Quote:From the fair city of the great crescent sea,
Which still carries the stone in its stomach.
An English fleet will come through the fog,
To seize one branch; war is declared by the great one

Which would impact extensively upon your translation. Spanish, of course, is much closer to French than English so the translation should not go through English.
Morten, one thing is to find a dictionary entry that matches what you need. Another is to build a grammatical sentence. Your Spanish sentences pile up one grammatical impossibility afted the other. No one who knows any Spanish would write anything like that.

(Also, "through the fog" and "under a drizzle" don't quite have the same ring to them  Wink)
Hi Morten St. George,

I'm french and I know very well Nostradamus.

Allow me to write that you made a mistake (as many others) with the translation of the word "Seline".

This word is a false friend.

I know that "sel" in french means "salt" in english.

But Seline doesn't mean salty.
Salty is translated by "saline" in french.

Seline refers to the Moon.
The greek etymology of Seline is Séléné, sister of Helios (the Sun).

In Nostradamus prophecies, you can read :
VI.27 : le grand Chyren Selin
VI.27 : the great Chyren Selin
Chyren = Henry.
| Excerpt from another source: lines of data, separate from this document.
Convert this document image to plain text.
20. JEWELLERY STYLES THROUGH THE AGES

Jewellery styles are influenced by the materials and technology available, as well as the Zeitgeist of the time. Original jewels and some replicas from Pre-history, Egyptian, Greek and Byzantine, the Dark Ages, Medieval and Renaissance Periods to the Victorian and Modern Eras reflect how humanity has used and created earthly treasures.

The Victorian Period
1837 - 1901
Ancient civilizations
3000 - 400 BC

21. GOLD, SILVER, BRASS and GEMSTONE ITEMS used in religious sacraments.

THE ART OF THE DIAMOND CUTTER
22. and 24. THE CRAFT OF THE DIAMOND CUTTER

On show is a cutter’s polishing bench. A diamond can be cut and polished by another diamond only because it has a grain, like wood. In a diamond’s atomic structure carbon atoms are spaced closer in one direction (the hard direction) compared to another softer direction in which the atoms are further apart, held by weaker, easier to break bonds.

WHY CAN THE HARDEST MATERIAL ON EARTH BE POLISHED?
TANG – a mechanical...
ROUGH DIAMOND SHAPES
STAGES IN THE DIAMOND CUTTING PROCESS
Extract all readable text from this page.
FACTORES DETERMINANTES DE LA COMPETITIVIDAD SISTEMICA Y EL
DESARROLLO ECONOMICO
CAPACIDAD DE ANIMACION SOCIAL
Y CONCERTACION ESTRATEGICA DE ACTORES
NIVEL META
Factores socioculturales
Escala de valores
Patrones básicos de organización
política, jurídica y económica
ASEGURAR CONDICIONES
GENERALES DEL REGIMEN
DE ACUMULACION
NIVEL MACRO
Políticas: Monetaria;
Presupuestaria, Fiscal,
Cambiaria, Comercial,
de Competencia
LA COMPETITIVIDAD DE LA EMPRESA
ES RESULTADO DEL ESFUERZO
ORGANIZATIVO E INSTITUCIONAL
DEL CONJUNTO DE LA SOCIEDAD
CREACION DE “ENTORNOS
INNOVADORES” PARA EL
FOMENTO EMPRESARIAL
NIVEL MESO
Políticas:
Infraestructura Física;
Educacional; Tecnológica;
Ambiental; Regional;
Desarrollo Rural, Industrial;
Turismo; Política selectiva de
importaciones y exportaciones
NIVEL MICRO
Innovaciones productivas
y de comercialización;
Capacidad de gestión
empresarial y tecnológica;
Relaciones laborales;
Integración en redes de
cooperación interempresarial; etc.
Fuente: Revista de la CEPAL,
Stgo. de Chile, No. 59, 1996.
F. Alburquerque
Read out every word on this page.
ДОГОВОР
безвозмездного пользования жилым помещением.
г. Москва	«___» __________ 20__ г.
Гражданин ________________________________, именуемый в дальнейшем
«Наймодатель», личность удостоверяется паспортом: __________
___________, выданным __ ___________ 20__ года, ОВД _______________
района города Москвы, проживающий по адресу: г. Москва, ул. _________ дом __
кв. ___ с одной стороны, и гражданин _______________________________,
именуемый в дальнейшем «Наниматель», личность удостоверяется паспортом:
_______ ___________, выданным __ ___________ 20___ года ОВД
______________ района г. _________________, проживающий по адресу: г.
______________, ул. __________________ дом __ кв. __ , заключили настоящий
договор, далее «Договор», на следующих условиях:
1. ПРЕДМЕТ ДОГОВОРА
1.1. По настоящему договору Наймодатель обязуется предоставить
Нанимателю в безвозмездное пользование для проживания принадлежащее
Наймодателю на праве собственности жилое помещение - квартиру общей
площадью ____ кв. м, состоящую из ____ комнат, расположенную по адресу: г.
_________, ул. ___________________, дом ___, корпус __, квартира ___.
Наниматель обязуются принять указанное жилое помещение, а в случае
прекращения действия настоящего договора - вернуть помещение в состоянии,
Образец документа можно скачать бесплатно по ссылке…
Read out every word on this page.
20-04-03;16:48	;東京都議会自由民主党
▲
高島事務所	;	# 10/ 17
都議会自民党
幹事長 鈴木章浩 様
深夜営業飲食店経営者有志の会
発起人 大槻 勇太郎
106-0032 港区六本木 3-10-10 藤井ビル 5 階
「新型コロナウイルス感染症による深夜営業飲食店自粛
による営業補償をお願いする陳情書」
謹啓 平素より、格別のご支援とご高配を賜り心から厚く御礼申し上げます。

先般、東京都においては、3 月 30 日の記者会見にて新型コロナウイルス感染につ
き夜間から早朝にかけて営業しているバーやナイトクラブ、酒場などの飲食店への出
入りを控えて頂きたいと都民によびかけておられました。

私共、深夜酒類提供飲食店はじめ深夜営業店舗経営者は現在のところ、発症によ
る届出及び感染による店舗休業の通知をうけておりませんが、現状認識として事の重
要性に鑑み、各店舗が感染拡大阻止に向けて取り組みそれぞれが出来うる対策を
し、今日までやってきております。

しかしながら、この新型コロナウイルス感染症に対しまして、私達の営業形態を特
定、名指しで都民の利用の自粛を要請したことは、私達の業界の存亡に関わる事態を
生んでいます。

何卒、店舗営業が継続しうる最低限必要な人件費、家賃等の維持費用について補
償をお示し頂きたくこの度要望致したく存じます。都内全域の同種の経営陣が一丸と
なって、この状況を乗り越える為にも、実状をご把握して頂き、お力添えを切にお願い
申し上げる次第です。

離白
Probably Henri the second, king of France (1519 - 1559).

I insert below the coat of arms of this french king.
You can easily notice the three crescents of moon.

[attachment=2386]

If you need to be completely convinced, here's another prophecy.
IV.77 : SELIN Monarque l'Italie pacifique.
IV.77 : SELIN King, Italy peaceful.

I hope that I changed your mind about Selin.
Selin refers to the moon and not to the salt.
Very interesting Paris, thank you. I was wondering how they got crescent from saline.
(25-09-2018, 09:48 AM)Paris Wrote: You are not allowed to view links. Register or Login to view.Hi Morten St. George,

I'm french and I know very well Nostradamus.

Allow me to write that you made a mistake (as many others) with the translation of the word "Seline".

This word is a false friend.

I know that "sel" in french means "salt" in english.

But Seline doesn't mean salty.
Salty is translated by "saline" in french.

Seline refers to the Moon.
The greek etymology of Seline is Séléné, sister of Helios (the Sun).

In Nostradamus prophecies, you can read :
VI.27 : le grand Chyren Selin
VI.27 : the great Chyren Selin
Chyren = Henry. Probably Henri the second, king of France (1519 - 1559).

I insert below the coat of arms of this french king.
You can easily notice the three crescents of moon.

If you need to be completely convinced, here's another prophecy.
IV.77 : SELIN Monarque l'Italie pacifique.
IV.77 : SELIN King, Italy peaceful.

I hope that I changed your mind about Selin.
Selin refers to the moon and not to the salt.

Hi Paris,

Your logic is flawless and this is the type of criticism that I appreciate hearing.

It looks to me like the Rosicrucians wanted to link the Saline of prophecy V-35 with the "sel" of prophecy IX-49, so they made it Seline. See the closing paragraphs of my essay A Brief History of Solomon's Prophecies (mortenstgeorge.net) for an explanation of the potential usefulness of that link.

Often, when they do something off-beat, they give us a clarification nearby. Thus, in stanza V-38 (forward three stanzas) we find the word "Salique" (with capital S) which is the only appearance of that word in the prophecies. Although Salique does not mean Salty, we find justification therein to view Seline as Saline.
(25-09-2018, 06:46 AM)davidjackson Wrote: You are not allowed to view links. Register or Login to view.Morten, my Spanish is very near that of a native speaker. The RAE backs up my translation - at no point did I use Google translate.

Gosh. I completely forgot that you live in Spain!

I wrote a website in Spanish (mortenstgeorge.com) so I guess I might have made the mistake of quoting myself.

Keep in mind that, by my Rosetta Stone theory, the Nostradamus French is a translation of medieval Spanish extracted from the VMS, which Spanish would have been heavily Latinized, so it is justifiable to give consideration to the meanings of the etymological root of the words in question.

"Spanish, of course, is much closer to French than English so the translation should not go through English."

I only stuck in the English translation to help out those of you who are unfamiliar with French and Spanish.